Pourtant, il en fallait une et, dans l’absolu, n’importe quelle chrétienne eût fait l’affaire. Audowère l’ignorait, ou avait trop d’orgueil pour seulement envisager de voir sa fille portée sur les fonts baptismaux par quelque serve. Elle ne pensa pas non plus, toujours par vanité, à demander à Frédégonde de lui rendre ce service.
Après un moment de profonde réflexion des mieux joué, la concubine, comme sous le coup d’une illumination subite, suggéra à Audowère d’être la marraine de sa propre fille.

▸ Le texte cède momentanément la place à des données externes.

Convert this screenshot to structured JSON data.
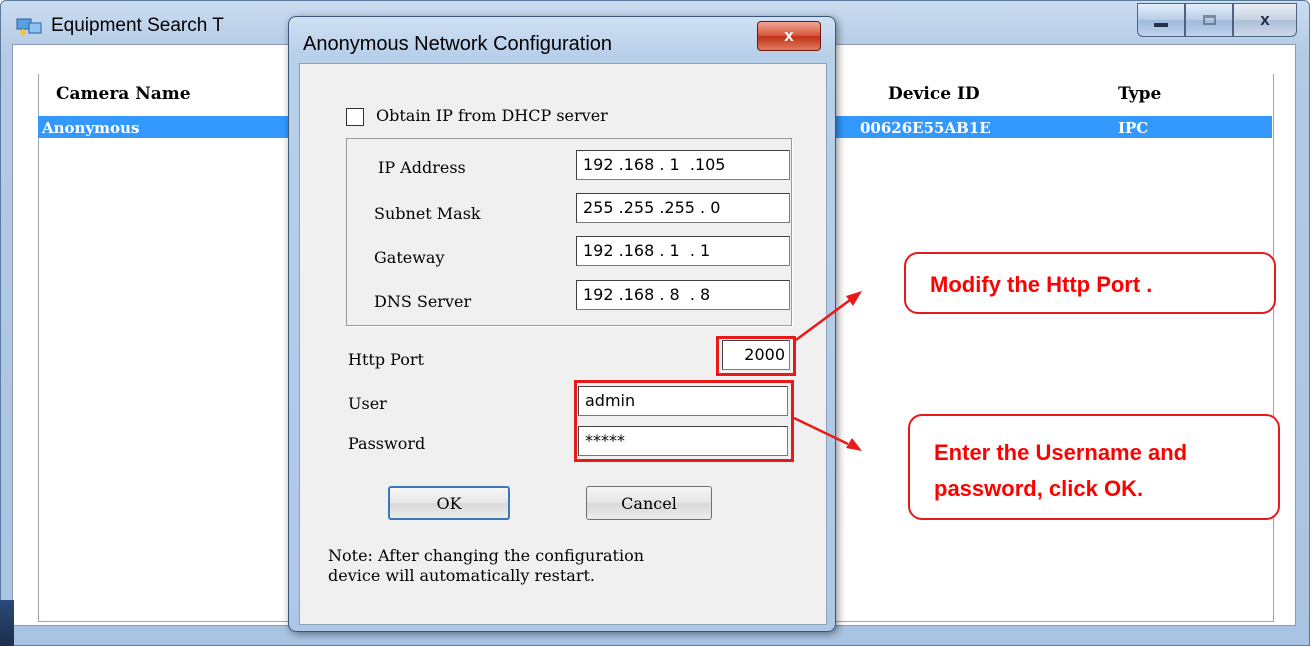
{
  "main_window": {
    "title": "Equipment Search T",
    "icon": "network-search-icon",
    "minimize_icon": "minimize-icon",
    "maximize_icon": "maximize-icon",
    "close_label": "x",
    "columns": {
      "camera_name": "Camera Name",
      "device_id": "Device ID",
      "type": "Type"
    },
    "rows": [
      {
        "camera_name": "Anonymous",
        "device_id": "00626E55AB1E",
        "type": "IPC"
      }
    ]
  },
  "dialog": {
    "title": "Anonymous Network Configuration",
    "close_label": "x",
    "dhcp_label": "Obtain IP from DHCP server",
    "dhcp_checked": false,
    "fields": {
      "ip_address": {
        "label": "IP Address",
        "value": "192 .168 . 1  .105"
      },
      "subnet_mask": {
        "label": "Subnet Mask",
        "value": "255 .255 .255 . 0"
      },
      "gateway": {
        "label": "Gateway",
        "value": "192 .168 . 1  . 1"
      },
      "dns_server": {
        "label": "DNS Server",
        "value": "192 .168 . 8  . 8"
      }
    },
    "http_port": {
      "label": "Http Port",
      "value": "2000"
    },
    "user": {
      "label": "User",
      "value": "admin"
    },
    "password": {
      "label": "Password",
      "value": "*****"
    },
    "ok_label": "OK",
    "cancel_label": "Cancel",
    "note_line1": "Note: After changing the configuration",
    "note_line2": "device will automatically restart."
  },
  "annotations": {
    "color": "#e81919",
    "callout1": "Modify the Http Port .",
    "callout2_line1": "Enter the Username and",
    "callout2_line2": "password, click OK."
  },
  "colors": {
    "selection": "#3399ff",
    "window_frame": "#b4cbe6",
    "close_red": "#c0321a"
  }
}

Qui, en effet, était plus digne que la reine sa mère de présenter à Dieu la princesse ? Soulagée d’un grand poids, Audowère accepta et la cérémonie, hâtive et bâclée car le roi venait d’informer de son arrivée imminente, se déroula sans que le prêtre, ignorant ou trop timide pour relever l’incongruité de la chose, émît le moindre doute sur la conformité de l’acte au droit canon.
Or, par définition, la mère d’un enfant ne pouvait être sa marraine, pas plus que son père ne pouvait être son parrain, pour l’excellente raison que parrains et marraines existaient, précisément, afin de tenir, le cas échéant, auprès de leur filleul, la place des parents prématurément disparus19.

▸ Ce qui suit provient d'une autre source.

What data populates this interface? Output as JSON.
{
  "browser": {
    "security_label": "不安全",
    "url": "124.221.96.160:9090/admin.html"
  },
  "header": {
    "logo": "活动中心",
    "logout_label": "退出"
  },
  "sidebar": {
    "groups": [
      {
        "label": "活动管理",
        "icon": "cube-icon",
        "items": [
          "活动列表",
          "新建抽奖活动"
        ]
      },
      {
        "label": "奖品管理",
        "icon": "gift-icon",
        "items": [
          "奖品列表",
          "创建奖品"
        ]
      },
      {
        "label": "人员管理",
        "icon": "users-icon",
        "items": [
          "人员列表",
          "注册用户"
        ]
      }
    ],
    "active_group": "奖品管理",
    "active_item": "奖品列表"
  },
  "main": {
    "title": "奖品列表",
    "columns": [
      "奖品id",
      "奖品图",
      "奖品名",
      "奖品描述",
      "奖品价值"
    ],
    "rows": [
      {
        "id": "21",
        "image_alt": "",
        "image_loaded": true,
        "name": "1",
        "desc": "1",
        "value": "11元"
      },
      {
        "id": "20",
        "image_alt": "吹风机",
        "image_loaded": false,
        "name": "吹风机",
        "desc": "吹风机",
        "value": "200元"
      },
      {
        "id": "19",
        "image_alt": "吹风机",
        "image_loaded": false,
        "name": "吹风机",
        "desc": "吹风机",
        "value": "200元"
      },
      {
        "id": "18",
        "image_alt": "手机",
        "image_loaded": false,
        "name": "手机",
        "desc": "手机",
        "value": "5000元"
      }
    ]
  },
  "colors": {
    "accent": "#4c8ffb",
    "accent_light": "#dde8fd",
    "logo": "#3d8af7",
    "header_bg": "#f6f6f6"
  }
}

Audowère n’était donc pas la marraine de sa fille ; tout au plus pouvait-elle suppléer une marraine absente sans en contracter les devoirs et les obligations. Mais cela, elle ne le savait pas, tout comme elle ignorait ce détail, pourtant scabreux, interdisant au père d’un enfant d’épouser la marraine, à la mère d’épouser le parrain. Or, tout le plan reposait précisément sur ce point de droit canon.

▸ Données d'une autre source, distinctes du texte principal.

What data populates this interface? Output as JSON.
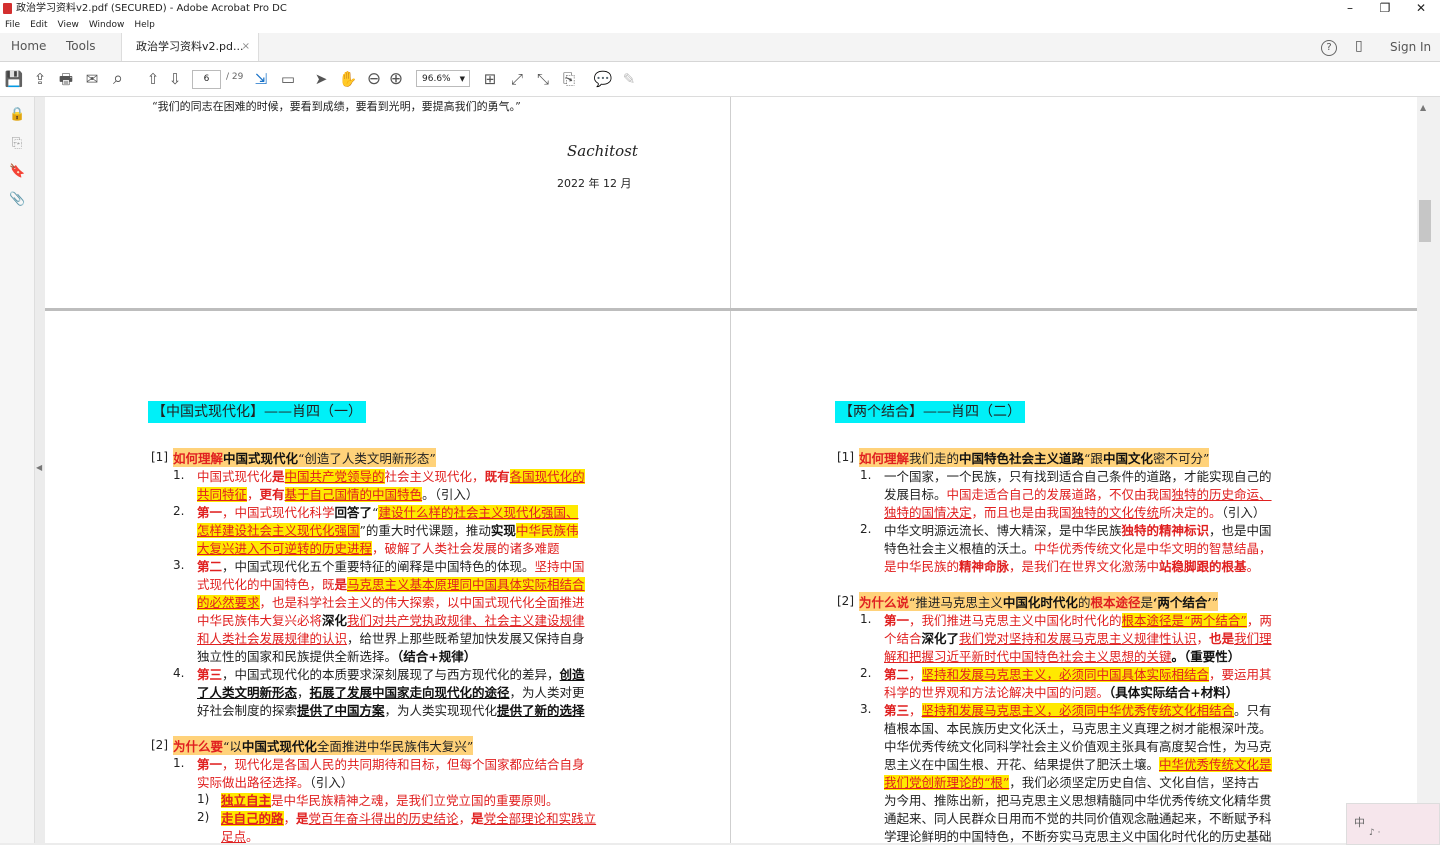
{
  "window": {
    "title": "政治学习资料v2.pdf (SECURED) - Adobe Acrobat Pro DC",
    "controls": {
      "minimize": "–",
      "maximize": "❐",
      "close": "✕"
    }
  },
  "menu": [
    "File",
    "Edit",
    "View",
    "Window",
    "Help"
  ],
  "tabs": {
    "home": "Home",
    "tools": "Tools",
    "doc": "政治学习资料v2.pd...",
    "close": "×",
    "signin": "Sign In"
  },
  "toolbar": {
    "page": "6",
    "total": "/ 29",
    "zoom": "96.6%"
  },
  "icons": {
    "save": "💾",
    "upload": "⇪",
    "print": "🖶",
    "mail": "✉",
    "search": "⌕",
    "prev": "⇧",
    "next": "⇩",
    "fit": "⇲",
    "pages": "▭",
    "select": "➤",
    "hand": "✋",
    "zoomout": "⊖",
    "zoomin": "⊕",
    "tool1": "⊞",
    "tool2": "⤢",
    "tool3": "⤡",
    "tool4": "⎘",
    "comment": "💬",
    "sign": "✎",
    "help": "?",
    "mobile": "▯",
    "lock": "🔒",
    "copy": "⎘",
    "bookmark": "🔖",
    "attach": "📎",
    "left": "◀",
    "up": "▲"
  },
  "page_top": {
    "quote": "“我们的同志在困难的时候，要看到成绩，要看到光明，要提高我们的勇气。”",
    "signature": "Sachitost",
    "date": "2022 年 12 月"
  },
  "left_page": {
    "heading": "【中国式现代化】——肖四（一）",
    "q1": {
      "tag": "[1]",
      "a": "如何理解",
      "b": "中国式现代化",
      "c": "“创造了人类文明新形态”"
    },
    "i1": {
      "n": "1.",
      "a": "中国式现代化",
      "b": "是",
      "c": "中国共产党领导的",
      "d": "社会主义现代化，",
      "e": "既有",
      "f": "各国现代化的",
      "g": "共同特征",
      "h": "，",
      "i": "更有",
      "j": "基于自己国情的中国特色",
      "k": "。（引入）"
    },
    "i2": {
      "n": "2.",
      "a": "第一",
      "b": "，中国式现代化科学",
      "c": "回答了",
      "d": "“",
      "e": "建设什么样的社会主义现代化强国、",
      "f": "怎样建设社会主义现代化强国",
      "g": "”的重大时代课题，推动",
      "h": "实现",
      "i": "中华民族伟",
      "j": "大复兴进入不可逆转的历史进程",
      "k": "，破解了人类社会发展的诸多难题"
    },
    "i3": {
      "n": "3.",
      "a": "第二",
      "b": "，中国式现代化五个重要特征的阐释是中国特色的体现。",
      "c": "坚持中国",
      "d": "式现代化的中国特色，既",
      "e": "是",
      "f": "马克思主义基本原理同中国具体实际相结合",
      "g": "的必然要求",
      "h": "，也是科学社会主义的伟大探索，以中国式现代化全面推进",
      "i": "中华民族伟大复兴必将",
      "j": "深化",
      "k": "我们对共产党执政规律、社会主义建设规律",
      "l": "和人类社会发展规律的认识",
      "m": "，给世界上那些既希望加快发展又保持自身",
      "n2": "独立性的国家和民族提供全新选择。",
      "o": "（结合+规律）"
    },
    "i4": {
      "n": "4.",
      "a": "第三",
      "b": "，中国式现代化的本质要求深刻展现了与西方现代化的差异，",
      "c": "创造",
      "d": "了人类文明新形态",
      "e": "，",
      "f": "拓展了发展中国家走向现代化的途径",
      "g": "，为人类对更",
      "h": "好社会制度的探索",
      "i": "提供了中国方案",
      "j": "，为人类实现现代化",
      "k": "提供了新的选择"
    },
    "q2": {
      "tag": "[2]",
      "a": "为什么要",
      "b": "“以",
      "c": "中国式现代化",
      "d": "全面推进中华民族伟大复兴”"
    },
    "j1": {
      "n": "1.",
      "a": "第一",
      "b": "，现代化是各国人民的共同期待和目标，但每个国家都应结合自身",
      "c": "实际做出路径选择。",
      "d": "（引入）"
    },
    "s1": {
      "n": "1)",
      "a": "独立自主",
      "b": "是中华民族精神之魂，是我们立党立国的重要原则。"
    },
    "s2": {
      "n": "2)",
      "a": "走自己的路",
      "b": "，",
      "c": "是",
      "d": "党百年奋斗得出的历史结论",
      "e": "，",
      "f": "是",
      "g": "党全部理论和实践立",
      "h": "足点",
      "i": "。"
    }
  },
  "right_page": {
    "heading": "【两个结合】——肖四（二）",
    "q1": {
      "tag": "[1]",
      "a": "如何理解",
      "b": "我们走的",
      "c": "中国特色社会主义道路",
      "d": "“跟",
      "e": "中国文化",
      "f": "密不可分”"
    },
    "i1": {
      "n": "1.",
      "a": "一个国家，一个民族，只有找到适合自己条件的道路，才能实现自己的",
      "b": "发展目标。",
      "c": "中国走适合自己的发展道路，不仅由我国",
      "d": "独特的历史命运、",
      "e": "独特的国情决定",
      "f": "，而且也是由我国",
      "g": "独特的文化传统",
      "h": "所决定的。",
      "i": "（引入）"
    },
    "i2": {
      "n": "2.",
      "a": "中华文明源远流长、博大精深，是中华民族",
      "b": "独特的精神标识",
      "c": "，也是中国",
      "d": "特色社会主义根植的沃土。",
      "e": "中华优秀传统文化是中华文明的智慧结晶，",
      "f": "是中华民族的",
      "g": "精神命脉",
      "h": "，是我们在世界文化激荡中",
      "i": "站稳脚跟的根基",
      "j": "。"
    },
    "q2": {
      "tag": "[2]",
      "a": "为什么说",
      "b": "“推进马克思主义",
      "c": "中国化时代化",
      "d": "的",
      "e": "根本途径",
      "f": "是",
      "g": "‘两个结合’",
      "h": "”"
    },
    "j1": {
      "n": "1.",
      "a": "第一",
      "b": "，我们推进马克思主义中国化时代化的",
      "c": "根本途径是“两个结合”",
      "d": "，两",
      "e": "个结合",
      "f": "深化了",
      "g": "我们党对坚持和发展马克思主义规律性认识",
      "h": "，",
      "i": "也是",
      "j": "我们理",
      "k": "解和把握习近平新时代中国特色社会主义思想的关键",
      "l": "。（重要性）"
    },
    "j2": {
      "n": "2.",
      "a": "第二",
      "b": "，",
      "c": "坚持和发展马克思主义，必须同中国具体实际相结合",
      "d": "，要运用其",
      "e": "科学的世界观和方法论解决中国的问题。",
      "f": "（具体实际结合+材料）"
    },
    "j3": {
      "n": "3.",
      "a": "第三",
      "b": "，",
      "c": "坚持和发展马克思主义，必须同中华优秀传统文化相结合",
      "d": "。只有",
      "e": "植根本国、本民族历史文化沃土，马克思主义真理之树才能根深叶茂。",
      "f": "中华优秀传统文化同科学社会主义价值观主张具有高度契合性，为马克",
      "g": "思主义在中国生根、开花、结果提供了肥沃土壤。",
      "h": "中华优秀传统文化是",
      "i": "我们党创新理论的“根”",
      "j": "，我们必须坚定历史自信、文化自信，坚持古",
      "k": "为今用、推陈出新，把马克思主义思想精髓同中华优秀传统文化精华贯",
      "l": "通起来、同人民群众日用而不觉的共同价值观念融通起来，不断赋予科",
      "m": "学理论鲜明的中国特色，不断夯实马克思主义中国化时代化的历史基础"
    }
  },
  "widget": {
    "text": "中",
    "sub": "♪ ·"
  }
}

L’idée était-elle venue spontanément à Frédégonde ? Était-ce le résultat des puissantes cogitations théologiques de Chilpéric, qui avait tout manigancé afin d’évincer sa femme légitime avant la naissance du petit bâtard ? Avaient-ils tout organisé de concert ? Ce qui est sûr, c’est qu’au moment où Chilpéric rentra chez lui, Frédégonde se tenait plantée sur le seuil et qu’en le voyant, elle lança à la cantonade :
— Avec qui mon seigneur couchera-t-il la nuit prochaine ? Car voici qu’il ne peut plus être le mari de sa femme puisqu’elle a tenu leur fille sur les fonts baptismaux.
Sans paraître surpris de la chose, ce qui tendait à prouver que les amants avaient prémédité leur coup, le roi répliqua :
— Avec toi !
Cela revenait à officialiser leur liaison. Frédégonde, d’abord, s’en contenta.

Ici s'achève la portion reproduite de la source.